Ginny and Harry alone

 

 

4. The Love Triangle

Love triangles are often the big dramatic elements of romance stories. And Harry Potter does have its fair share of love triangles, one of the main ones being between Ron, Hermione, and Krum. It’s telling, however, that these love triangles begin to emerge in the early teen years of our protagonists, but the relationship between Ron and Hermione doesn’t really develop and work until after these love triangles break up and they’ve matured more.

 

 

 

5. A Tragic Love Story

From the very beginning, Harry Potter is set in the aftermath of a tragic love story – that of Lily and James Potter. This idea of “doomed love” and the tragedy of their loss paints our understanding of Harry’s parents throughout the series, even as we develop our understanding of them as people rather than an ideal couple. In other couples like Remus and Tonks, we again see this pattern, but rather in reverse – two people with quirks and flaws who fall in love only to lose their lives to tragic circumstances.

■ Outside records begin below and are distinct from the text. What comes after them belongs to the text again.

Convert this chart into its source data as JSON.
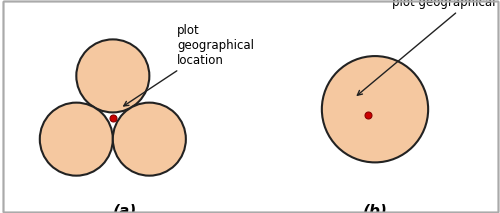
{
  "circle_color": "#F5C8A0",
  "circle_edge_color": "#222222",
  "circle_linewidth": 1.5,
  "dot_color": "#CC0000",
  "dot_edge_color": "#880000",
  "annotation_text_a": "plot\ngeographical\nlocation",
  "annotation_text_b": "plot geographical location",
  "label_a": "(a)",
  "label_b": "(b)",
  "label_fontsize": 11,
  "annotation_fontsize": 8.5,
  "bg_color": "#ffffff",
  "arrow_color": "#222222",
  "fig_border_color": "#aaaaaa",
  "panel_a_r": 0.3,
  "panel_b_r": 0.38,
  "panel_a_xlim": [
    -0.75,
    0.85
  ],
  "panel_a_ylim": [
    -0.72,
    0.82
  ],
  "panel_b_xlim": [
    -0.72,
    0.72
  ],
  "panel_b_ylim": [
    -0.62,
    0.72
  ]
}
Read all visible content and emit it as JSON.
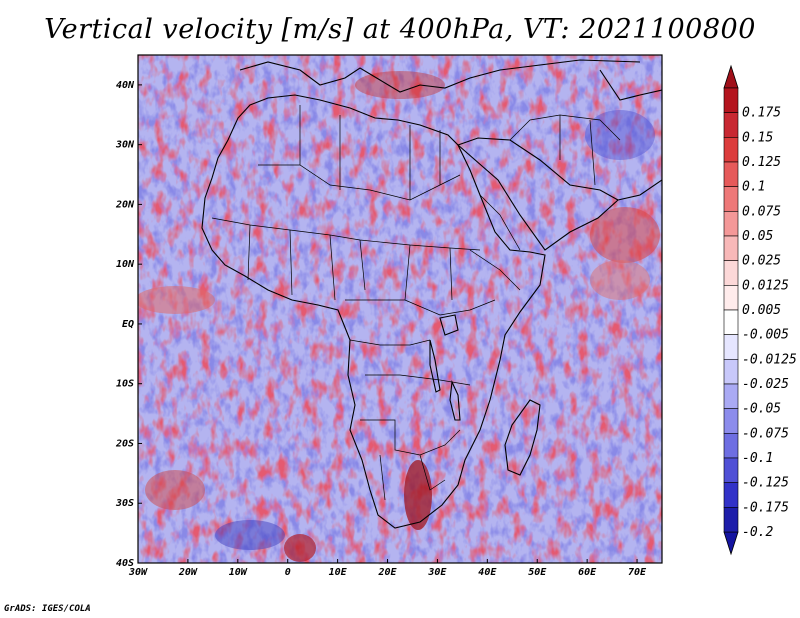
{
  "title": "Vertical velocity [m/s] at 400hPa, VT: 2021100800",
  "credit": "GrADS: IGES/COLA",
  "map": {
    "lon_range": [
      -30,
      75
    ],
    "lat_range": [
      -40,
      45
    ],
    "lon_ticks": [
      {
        "value": -30,
        "label": "30W"
      },
      {
        "value": -20,
        "label": "20W"
      },
      {
        "value": -10,
        "label": "10W"
      },
      {
        "value": 0,
        "label": "0"
      },
      {
        "value": 10,
        "label": "10E"
      },
      {
        "value": 20,
        "label": "20E"
      },
      {
        "value": 30,
        "label": "30E"
      },
      {
        "value": 40,
        "label": "40E"
      },
      {
        "value": 50,
        "label": "50E"
      },
      {
        "value": 60,
        "label": "60E"
      },
      {
        "value": 70,
        "label": "70E"
      }
    ],
    "lat_ticks": [
      {
        "value": 40,
        "label": "40N"
      },
      {
        "value": 30,
        "label": "30N"
      },
      {
        "value": 20,
        "label": "20N"
      },
      {
        "value": 10,
        "label": "10N"
      },
      {
        "value": 0,
        "label": "EQ"
      },
      {
        "value": -10,
        "label": "10S"
      },
      {
        "value": -20,
        "label": "20S"
      },
      {
        "value": -30,
        "label": "30S"
      },
      {
        "value": -40,
        "label": "40S"
      }
    ],
    "positive_color": "#c81e28",
    "negative_color": "#3c3cc8"
  },
  "colorbar": {
    "levels": [
      {
        "label": "0.175",
        "color": "#b4141e"
      },
      {
        "label": "0.15",
        "color": "#c82832"
      },
      {
        "label": "0.125",
        "color": "#dc3c3c"
      },
      {
        "label": "0.1",
        "color": "#e65a5a"
      },
      {
        "label": "0.075",
        "color": "#ee7878"
      },
      {
        "label": "0.05",
        "color": "#f49898"
      },
      {
        "label": "0.025",
        "color": "#f8b8b8"
      },
      {
        "label": "0.0125",
        "color": "#fcd8d8"
      },
      {
        "label": "0.005",
        "color": "#ffecec"
      },
      {
        "label": "-0.005",
        "color": "#ffffff"
      },
      {
        "label": "-0.0125",
        "color": "#e6e6ff"
      },
      {
        "label": "-0.025",
        "color": "#c8c8fa"
      },
      {
        "label": "-0.05",
        "color": "#aaaaf4"
      },
      {
        "label": "-0.075",
        "color": "#8c8cec"
      },
      {
        "label": "-0.1",
        "color": "#6e6ee2"
      },
      {
        "label": "-0.125",
        "color": "#5050d6"
      },
      {
        "label": "-0.175",
        "color": "#3232c8"
      },
      {
        "label": "-0.2",
        "color": "#1e1eaa"
      }
    ],
    "top_color": "#a0101a",
    "bottom_color": "#1414a0"
  }
}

It goes to show that while a tragic love story may color our perceptions of these couples, it’s more important to remember them as people rather than “star-crossed lovers” or the “Romeo and Juliet” of the series.

 

 

 

In many ways, love is one of the central ideas of Harry Potter. And while the inclusion of some romance genre tropes is pretty much inevitable, it’s refreshing to see the series modernize them in order to get at the true meaning of romance and love.